――――――――――#2
「結局、鏡音は何が言いたいのだ?『初音ミクのように悪の全てを滅ぼす』のが望みか?」
神威の言葉に座が沈黙する。神威は顰め面で面々を見回す。
「氷山が『鏡音レンのリリックコードは危険だ』と言っていたが、実際はどうなんだ弱音准将」
亞北ネルが嘴を挟む。
「氷山に聞けばよかっただろ。あいつよく知ってるのに、なんで今ハクに聞くんだよ?」
「あいつの話は訳がわからん!精神が干渉する領域は精神の働く領域の間に干渉を伝える半物理的な緩衝領域がある、などと何回も繰り返して話が変わる!」
「おー、それは覚えたんだな」
「つまり、精神と物理現象の間に仲立ちがあって、それが歌だという事だろう?何故そんな簡単なことを難しく言うんだろうな、氷山の奴は何を考えているのか」
「氷山にしては親切な言い方をしよんな」
「そうだな。半物理的ってフレーズは頑張った方だな」
「どういう意味だ。私は物分りが悪いと言うことか?」
神威の言葉に座が沈黙する。神威は戸惑い気味に面々を見回す。
「なあハク先生、お前が氷山と会話してたら、どう返す?」
「歌唱と詩文による物理現象の創発が、」
「もういいよ先生。つまり『VOCALOID』が歌うと爆発する仕組はこうだって意味だよ」
「ひどい」
「要は、人間が言葉で頼めば仕事してくれる便利な素粒子を発見した、それを使ってるのが「VOCALOID」って事だよ」
「今更驚かぬな。ならば、そう言えばいいではないか。政府が軍と共謀して何か隠してるなどと陰口を叩かれる筋合いもあるまい」
「でも、それは嘘ですから」
「嘘?」
「そう、使い方の説明をする前の枕ならそれで十分だが、そんな素粒子はないんだ中将」
「せやな。真実は『半物理的な緩衝領域を発見して、その法則を人間で書き換えられるらしい』ってところやろ」
「……なん……だと?」
ネルは話が大きくなり過ぎて混乱しているがくぽに、止めを差した。
「な。そこまで聞くと鏡音の話なんかどうでも良くなりませんか。あいつは中将が聞きたい内容だけを説明しようとしていたと思いますよ」
神威は左手を口に当てて俯いている。
「……私が理解できないと思ったから、隠したのか、氷山は」
「氷山少将は市長に当選した私に祝辞を送ってくださいました。『真実を述べる人間は、確実に真実を突き止めていなければならない』、と。だから、氷山少将からは『分かりやすい例え話』はできなかったのでしょう」
「あー、あいつならありえる。自分だけは汚れ役やりたくないって魂胆透けて見えた今」
「ええ、『誰かがやりそうな話はいつか誰かが話してくれるのを信じなさい』とも、同じ祝辞にありました」
「やるじゃねえか氷山の奴」
自分の祝辞に切り返す芸当に軽く舌を巻く。ネルの中では、ハクの次にゴミクズなのがキヨテルである。つまりネルランキングでワースト3を争う宿敵がキヨテルなのだ。

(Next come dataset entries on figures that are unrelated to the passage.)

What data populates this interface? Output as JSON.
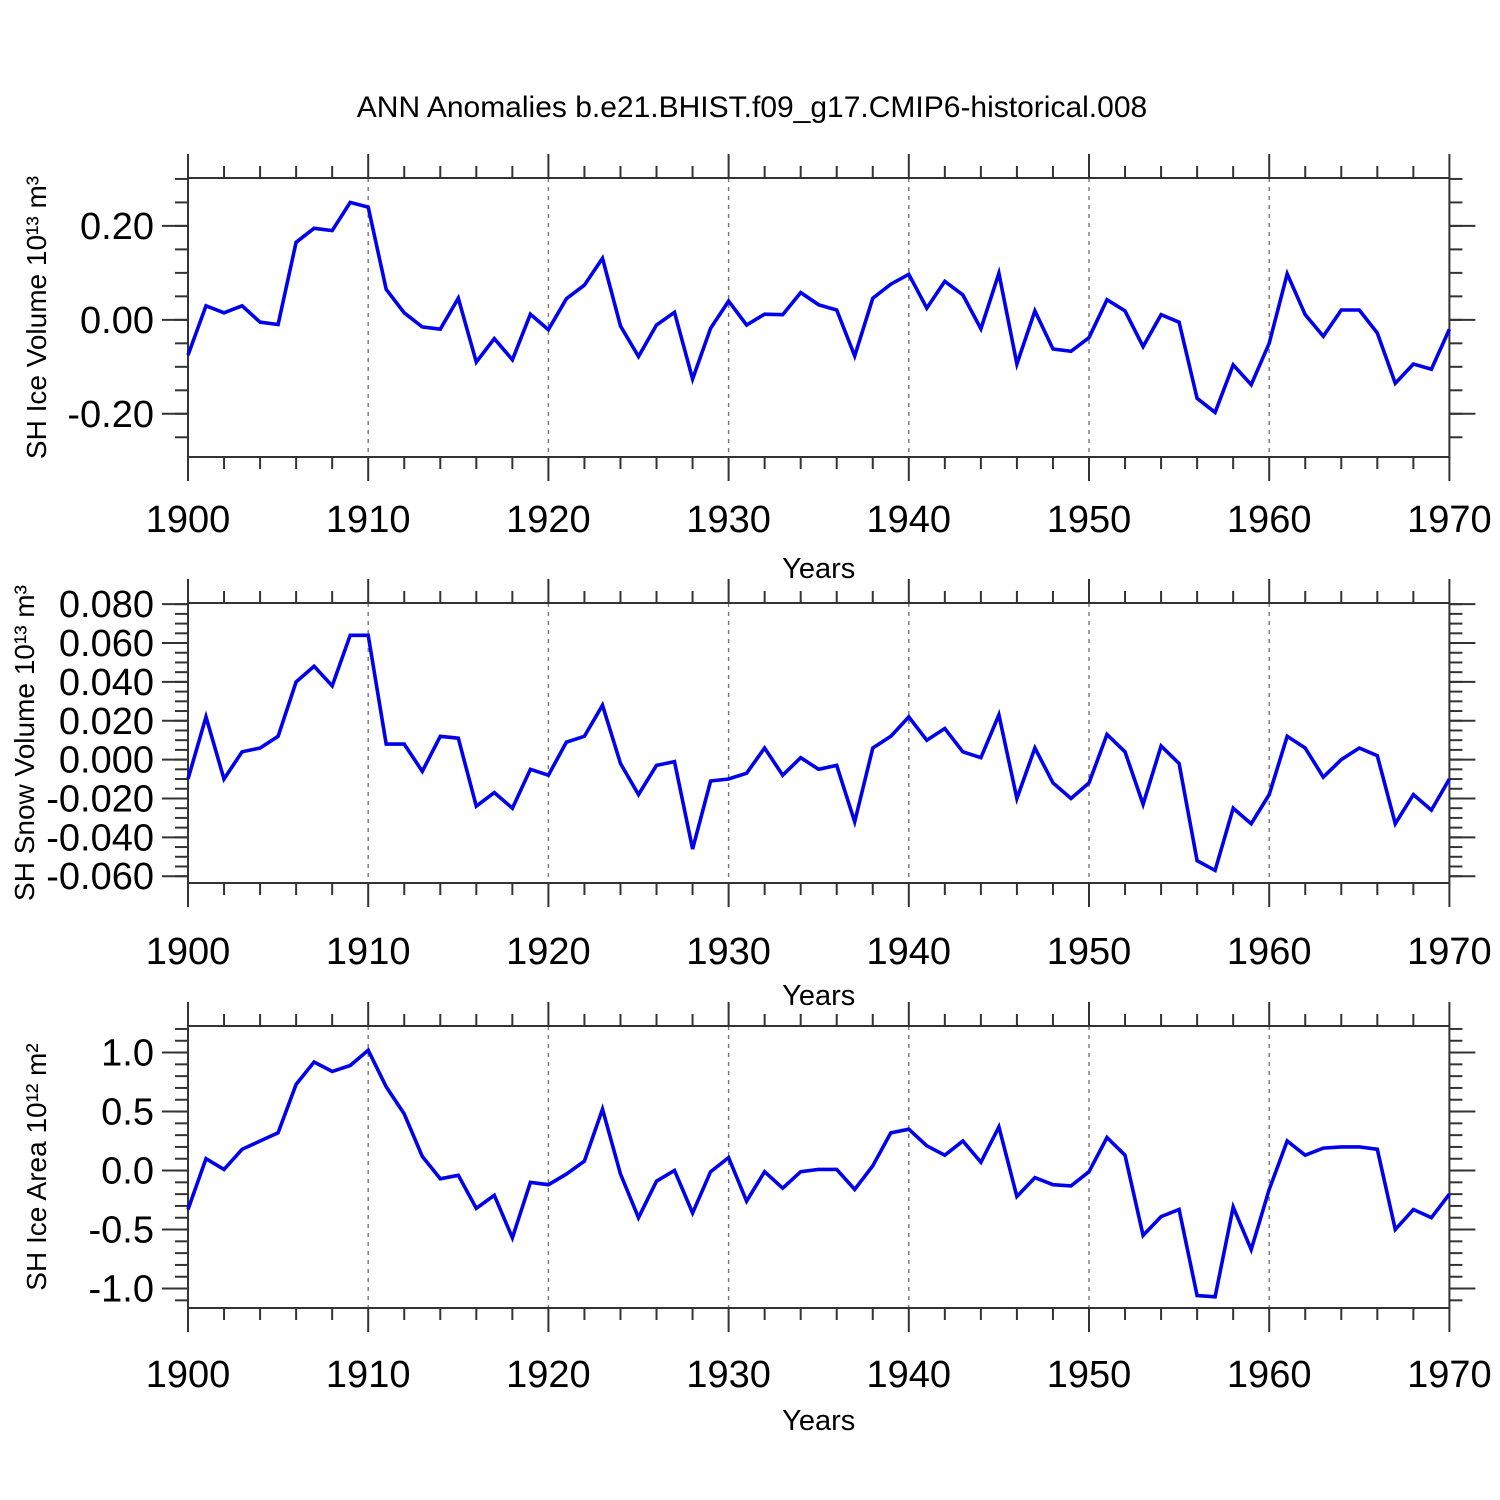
{
  "title": "ANN Anomalies b.e21.BHIST.f09_g17.CMIP6-historical.008",
  "xtick_labels": [
    "1900",
    "1910",
    "1920",
    "1930",
    "1940",
    "1950",
    "1960",
    "1970"
  ],
  "chart_data": [
    {
      "type": "line",
      "series_name": "SH Ice Volume anomaly",
      "ylabel": "SH Ice Volume 10¹³ m³",
      "xlabel": "Years",
      "line_color": "#0000EE",
      "x_start": 1900,
      "x_end": 1970,
      "x_major_step": 10,
      "x_minor_step": 2,
      "grid_decades": [
        1910,
        1920,
        1930,
        1940,
        1950,
        1960
      ],
      "ylim": [
        -0.292,
        0.302
      ],
      "y_minor_step": 0.05,
      "yticks": [
        {
          "value": 0.2,
          "label": "0.20"
        },
        {
          "value": 0.0,
          "label": "0.00"
        },
        {
          "value": -0.2,
          "label": "-0.20"
        }
      ],
      "values": [
        -0.075,
        0.03,
        0.015,
        0.03,
        -0.005,
        -0.01,
        0.165,
        0.195,
        0.19,
        0.25,
        0.24,
        0.065,
        0.015,
        -0.015,
        -0.02,
        0.046,
        -0.09,
        -0.04,
        -0.085,
        0.012,
        -0.021,
        0.045,
        0.074,
        0.131,
        -0.013,
        -0.078,
        -0.011,
        0.016,
        -0.126,
        -0.018,
        0.04,
        -0.011,
        0.012,
        0.011,
        0.058,
        0.032,
        0.021,
        -0.077,
        0.046,
        0.076,
        0.097,
        0.025,
        0.082,
        0.053,
        -0.019,
        0.099,
        -0.094,
        0.019,
        -0.062,
        -0.067,
        -0.038,
        0.043,
        0.019,
        -0.057,
        0.011,
        -0.005,
        -0.167,
        -0.197,
        -0.096,
        -0.138,
        -0.05,
        0.098,
        0.011,
        -0.035,
        0.021,
        0.021,
        -0.028,
        -0.135,
        -0.094,
        -0.105,
        -0.02
      ]
    },
    {
      "type": "line",
      "series_name": "SH Snow Volume anomaly",
      "ylabel": "SH Snow Volume 10¹³ m³",
      "xlabel": "Years",
      "line_color": "#0000EE",
      "x_start": 1900,
      "x_end": 1970,
      "x_major_step": 10,
      "x_minor_step": 2,
      "grid_decades": [
        1910,
        1920,
        1930,
        1940,
        1950,
        1960
      ],
      "ylim": [
        -0.0635,
        0.0806
      ],
      "y_minor_step": 0.005,
      "yticks": [
        {
          "value": 0.08,
          "label": "0.080"
        },
        {
          "value": 0.06,
          "label": "0.060"
        },
        {
          "value": 0.04,
          "label": "0.040"
        },
        {
          "value": 0.02,
          "label": "0.020"
        },
        {
          "value": 0.0,
          "label": "0.000"
        },
        {
          "value": -0.02,
          "label": "-0.020"
        },
        {
          "value": -0.04,
          "label": "-0.040"
        },
        {
          "value": -0.06,
          "label": "-0.060"
        }
      ],
      "values": [
        -0.01,
        0.022,
        -0.01,
        0.004,
        0.006,
        0.012,
        0.04,
        0.048,
        0.038,
        0.064,
        0.064,
        0.008,
        0.008,
        -0.006,
        0.012,
        0.011,
        -0.024,
        -0.017,
        -0.025,
        -0.005,
        -0.008,
        0.009,
        0.012,
        0.028,
        -0.002,
        -0.018,
        -0.003,
        -0.001,
        -0.046,
        -0.011,
        -0.01,
        -0.007,
        0.006,
        -0.008,
        0.001,
        -0.005,
        -0.003,
        -0.032,
        0.006,
        0.012,
        0.022,
        0.01,
        0.016,
        0.004,
        0.001,
        0.023,
        -0.02,
        0.006,
        -0.012,
        -0.02,
        -0.012,
        0.013,
        0.004,
        -0.023,
        0.007,
        -0.002,
        -0.052,
        -0.057,
        -0.025,
        -0.033,
        -0.018,
        0.012,
        0.006,
        -0.009,
        0.0,
        0.006,
        0.002,
        -0.033,
        -0.018,
        -0.026,
        -0.01
      ]
    },
    {
      "type": "line",
      "series_name": "SH Ice Area anomaly",
      "ylabel": "SH Ice Area 10¹² m²",
      "xlabel": "Years",
      "line_color": "#0000EE",
      "x_start": 1900,
      "x_end": 1970,
      "x_major_step": 10,
      "x_minor_step": 2,
      "grid_decades": [
        1910,
        1920,
        1930,
        1940,
        1950,
        1960
      ],
      "ylim": [
        -1.165,
        1.225
      ],
      "y_minor_step": 0.1,
      "yticks": [
        {
          "value": 1.0,
          "label": "1.0"
        },
        {
          "value": 0.5,
          "label": "0.5"
        },
        {
          "value": 0.0,
          "label": "0.0"
        },
        {
          "value": -0.5,
          "label": "-0.5"
        },
        {
          "value": -1.0,
          "label": "-1.0"
        }
      ],
      "values": [
        -0.33,
        0.1,
        0.01,
        0.18,
        0.25,
        0.32,
        0.73,
        0.92,
        0.84,
        0.89,
        1.02,
        0.71,
        0.48,
        0.12,
        -0.07,
        -0.04,
        -0.32,
        -0.21,
        -0.57,
        -0.1,
        -0.12,
        -0.03,
        0.08,
        0.52,
        -0.03,
        -0.4,
        -0.09,
        0.0,
        -0.36,
        -0.01,
        0.11,
        -0.26,
        -0.01,
        -0.15,
        -0.01,
        0.01,
        0.01,
        -0.16,
        0.04,
        0.32,
        0.35,
        0.21,
        0.13,
        0.25,
        0.07,
        0.37,
        -0.22,
        -0.06,
        -0.12,
        -0.13,
        -0.01,
        0.28,
        0.13,
        -0.55,
        -0.39,
        -0.33,
        -1.06,
        -1.07,
        -0.31,
        -0.67,
        -0.16,
        0.25,
        0.13,
        0.19,
        0.2,
        0.2,
        0.18,
        -0.5,
        -0.33,
        -0.4,
        -0.2
      ]
    }
  ]
}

「その祝辞覚えてるわ。氷山という人物はどんな奴かって、うちん所に問い合わせきまくったんやで?」
「確かに正気の沙汰ではないとは思いますが、信じろという言葉を氷山少将が使うのですから、真実味はありました」
「せやな。氷山が『信じろ』とか芝不可避やで」
神威が深刻な顔で考え込んでいる間に、兜煮の身はどんどん削られていった。策士いろはががくぽの取り皿を勝手に盛っているので目立たないが、他の連中は小刻みに結構な量を頂いている。今、神威の皿に乗っているのは良い部分を取るのに邪魔な『普通のマグロみたいな味』の部分だけである。
「つまり、今関係ない話はどんだけ高級品でもいらんねや。それより、焼けとるアラでも煮えてない肉よりは食えるっておもわへんか?」
その時、がくぽがハッと気付いた顔をした。
「なんや。『良い所』残しとっといてるやろうが」
「……かたじけないな」
流石のいろはさんである。誰かが気付いた時にはケリを付けている。氷山と会話が出きる人は格が違った。